The exams are going to be completely history by next wednesday, and they will be reincarnated into the very uncreative form of more exams, but for now we can sleep knowing that those exams will only come next year. There's going to be quite some time avaliable for this sort of thing (the walking, not the exams), so why not do exactly that. I'm inviting anyone who has the time or inclination (or both), to poke the tagboard or poke me on msn so we can settle a day for this. The walk will probably be from Boon Lay to Chinese Garden, but then I'm not really the leading authority on completely existentialist walks from MRT station to MRT station, so why not suggest your own?

Saturday, October 11, 2008

A+rts and Literature


Well, it's been a good two months or so since I've put a post, and I feel obligated by the very existence of my blog to do so again, and then subsequently ignore it for the following two months. In other words, this isn't going to be a habit.
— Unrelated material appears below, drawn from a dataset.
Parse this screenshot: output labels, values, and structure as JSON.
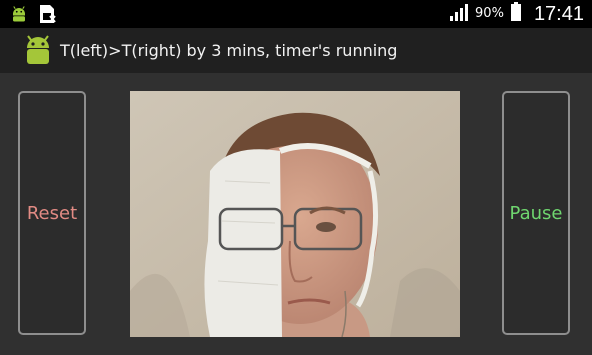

It's been after the never ending wave of literature homework slowly descending upon you like the final row of Space Invaders that you just can't seem to hit no matter what, or the final bit of the Centipede that constantly evades your slow, blundering shots, that I've started to notice that my personal interest in the study of Literature is now a de facto Lemming.
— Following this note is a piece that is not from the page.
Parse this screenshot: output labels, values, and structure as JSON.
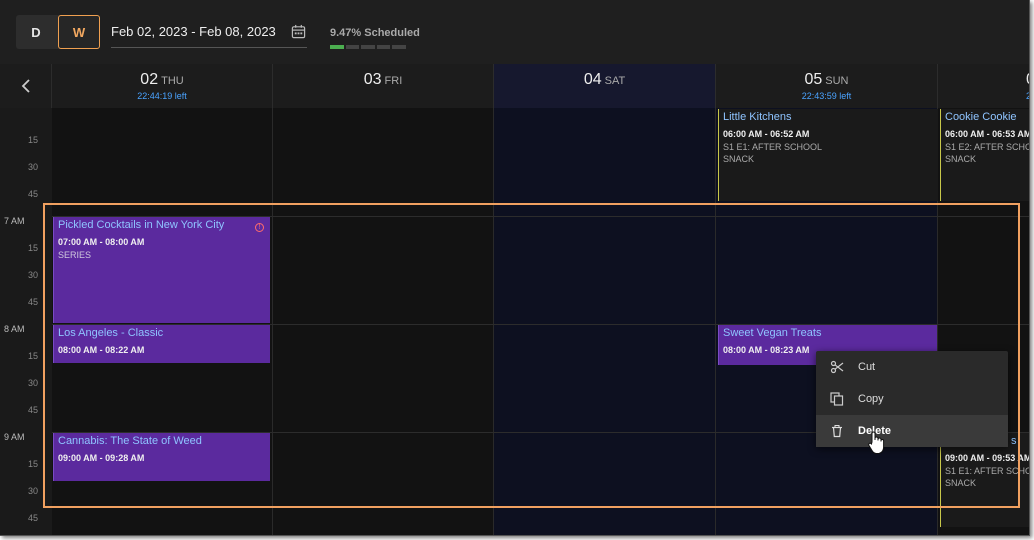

Never before have I experienced such an utter repulsion for anything that has the label of "Literature" on it. And since the text in this blog is highly dependant on my personal whims, today we are going to talk about Dadaism.
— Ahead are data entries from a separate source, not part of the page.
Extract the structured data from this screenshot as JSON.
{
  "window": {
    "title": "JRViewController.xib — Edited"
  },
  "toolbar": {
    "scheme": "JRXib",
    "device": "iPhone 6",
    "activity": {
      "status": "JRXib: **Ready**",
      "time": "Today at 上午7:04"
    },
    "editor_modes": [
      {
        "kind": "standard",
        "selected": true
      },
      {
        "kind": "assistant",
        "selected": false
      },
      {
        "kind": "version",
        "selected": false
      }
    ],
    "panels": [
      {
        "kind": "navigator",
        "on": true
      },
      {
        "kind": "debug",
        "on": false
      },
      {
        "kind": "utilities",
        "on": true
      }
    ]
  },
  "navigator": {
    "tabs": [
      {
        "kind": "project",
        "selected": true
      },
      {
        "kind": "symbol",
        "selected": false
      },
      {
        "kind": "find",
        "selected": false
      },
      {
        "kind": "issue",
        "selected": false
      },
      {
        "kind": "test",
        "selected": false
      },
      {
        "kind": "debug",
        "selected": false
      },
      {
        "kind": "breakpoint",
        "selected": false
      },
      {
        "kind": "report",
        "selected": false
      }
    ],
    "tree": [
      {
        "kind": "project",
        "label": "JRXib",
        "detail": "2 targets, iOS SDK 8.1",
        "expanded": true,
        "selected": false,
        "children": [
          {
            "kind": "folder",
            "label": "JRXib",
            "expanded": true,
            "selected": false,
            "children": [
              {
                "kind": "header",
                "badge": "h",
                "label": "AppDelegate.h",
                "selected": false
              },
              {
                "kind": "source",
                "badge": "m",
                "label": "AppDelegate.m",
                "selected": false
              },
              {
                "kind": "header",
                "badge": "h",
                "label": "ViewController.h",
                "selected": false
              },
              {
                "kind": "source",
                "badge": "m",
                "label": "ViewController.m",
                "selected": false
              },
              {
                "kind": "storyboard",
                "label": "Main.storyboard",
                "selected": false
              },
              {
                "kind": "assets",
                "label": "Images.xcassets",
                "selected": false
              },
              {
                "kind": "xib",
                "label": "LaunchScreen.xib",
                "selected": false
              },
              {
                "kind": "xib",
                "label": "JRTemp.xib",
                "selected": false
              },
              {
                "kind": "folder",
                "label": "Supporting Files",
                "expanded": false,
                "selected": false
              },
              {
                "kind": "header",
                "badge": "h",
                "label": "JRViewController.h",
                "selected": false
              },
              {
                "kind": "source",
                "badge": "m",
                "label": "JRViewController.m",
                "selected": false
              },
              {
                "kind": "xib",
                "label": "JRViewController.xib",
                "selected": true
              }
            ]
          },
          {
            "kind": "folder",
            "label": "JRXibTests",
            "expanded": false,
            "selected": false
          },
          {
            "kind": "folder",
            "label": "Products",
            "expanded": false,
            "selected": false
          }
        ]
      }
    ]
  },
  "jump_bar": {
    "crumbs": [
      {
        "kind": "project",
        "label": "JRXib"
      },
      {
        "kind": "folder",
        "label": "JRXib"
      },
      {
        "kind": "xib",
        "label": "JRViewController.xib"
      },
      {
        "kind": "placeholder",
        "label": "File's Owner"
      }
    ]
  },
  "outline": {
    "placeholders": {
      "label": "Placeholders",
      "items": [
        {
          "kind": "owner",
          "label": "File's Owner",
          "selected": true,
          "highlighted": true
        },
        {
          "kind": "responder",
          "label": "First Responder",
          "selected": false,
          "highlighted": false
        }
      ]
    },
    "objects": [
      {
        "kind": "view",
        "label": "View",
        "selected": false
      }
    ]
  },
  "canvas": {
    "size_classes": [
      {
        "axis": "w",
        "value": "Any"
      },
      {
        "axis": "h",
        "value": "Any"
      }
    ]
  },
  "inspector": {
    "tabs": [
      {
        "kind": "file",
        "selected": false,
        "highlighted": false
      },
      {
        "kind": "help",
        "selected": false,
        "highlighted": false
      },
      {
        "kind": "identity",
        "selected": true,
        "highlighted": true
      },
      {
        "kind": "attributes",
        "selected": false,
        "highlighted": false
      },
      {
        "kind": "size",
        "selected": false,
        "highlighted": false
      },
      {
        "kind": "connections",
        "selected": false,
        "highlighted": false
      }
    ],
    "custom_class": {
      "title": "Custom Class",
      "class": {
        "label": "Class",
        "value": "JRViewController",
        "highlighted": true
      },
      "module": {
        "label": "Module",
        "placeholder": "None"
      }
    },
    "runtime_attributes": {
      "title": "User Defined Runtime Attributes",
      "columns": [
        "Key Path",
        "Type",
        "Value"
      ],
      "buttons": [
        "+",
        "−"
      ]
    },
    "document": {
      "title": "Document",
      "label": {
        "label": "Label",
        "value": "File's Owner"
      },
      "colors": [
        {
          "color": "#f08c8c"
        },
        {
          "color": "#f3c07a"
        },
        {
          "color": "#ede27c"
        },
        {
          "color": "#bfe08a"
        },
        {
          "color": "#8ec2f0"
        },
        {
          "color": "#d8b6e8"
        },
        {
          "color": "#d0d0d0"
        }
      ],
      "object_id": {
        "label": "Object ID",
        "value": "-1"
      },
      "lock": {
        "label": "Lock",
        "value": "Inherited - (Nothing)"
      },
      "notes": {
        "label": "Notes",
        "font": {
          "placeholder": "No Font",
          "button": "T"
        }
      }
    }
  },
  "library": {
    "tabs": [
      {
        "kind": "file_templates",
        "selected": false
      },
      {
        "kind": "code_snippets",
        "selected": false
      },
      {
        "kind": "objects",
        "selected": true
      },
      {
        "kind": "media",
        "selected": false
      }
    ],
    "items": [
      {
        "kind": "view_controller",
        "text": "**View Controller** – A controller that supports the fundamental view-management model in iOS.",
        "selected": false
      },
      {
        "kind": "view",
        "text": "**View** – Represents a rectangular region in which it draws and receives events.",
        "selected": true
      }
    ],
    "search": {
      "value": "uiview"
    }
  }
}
But since my personal whims have changed drastically since the last paragraph, I choose instead to start this paragraph on a complete tangent. Does the repeated study of something lessen your appreciation for it? I'm certainly not going to try and combat the likes of Stephen Fry, but it's very hard to deny something like this after you've been studying Literature for four years now, and at about the fourth year, it simply doesn't feel like the fourth anymore.

Maybe it's not because of the repeated study of it. Maybe it's just because I don't like the subjects being taught this semester, and I'm starting to be convinced that that's really the case.

Maybe it really isn't the length of which you study something, but what you're studying that determines how much enthusiasm you have for something, but in the case of literature, I'm not really sure it should be something that should be taught in a class like the Sciences or Mathematics.

A very good example is Wordsworth. During Romanticism class we studied one of his poems titled "Expostulation and Reply", which was basically Wordsworth's justification for not spending more time in the study and slacking off in the deeper recesses of a forest on a rock. In the poem, one of Wordsworth's unnamed friends (whose existence is debatable) questions him on why he wastes his time sitting on a rock and enjoying the fresh forest air and the beautiful chirping melodies of Nature when he could be in a dusty study room reading the Classics under a dim candlelight. Wordsworth then proceeds to answer, "Well, duh."

It was in a overly air conditioned, depressingly light classroom that I received this enlightenment.

We've taken Wordsworth's philosophy and printed it in books, but what we don't realize is that the book has in fact been printed upside down. Sitting in rooms studying is precisely what Wordsworth was against. He wanted people to go out into the woods (or the AYE, in our case) and sit alone and think. So thus we take his advice and study it.

Maybe some things can't be stuffed into a graded cirriculum, simply because it goes against their very Nature (anyone who got that, my sincerest condolences). Some things simply need to be taught for the sake of it, for the enjoyment of the student, not for their potential use in the future.

But I suppose that's not going to happen any time soon. Literature and the Arts are always going to be accessed and graded like just about any other subject. And it's after writing this blog entry that I'm going to have to finish up that analysis of Percy Shelley's poems that I'll get a one grade penalty for if I'm so much as one day late.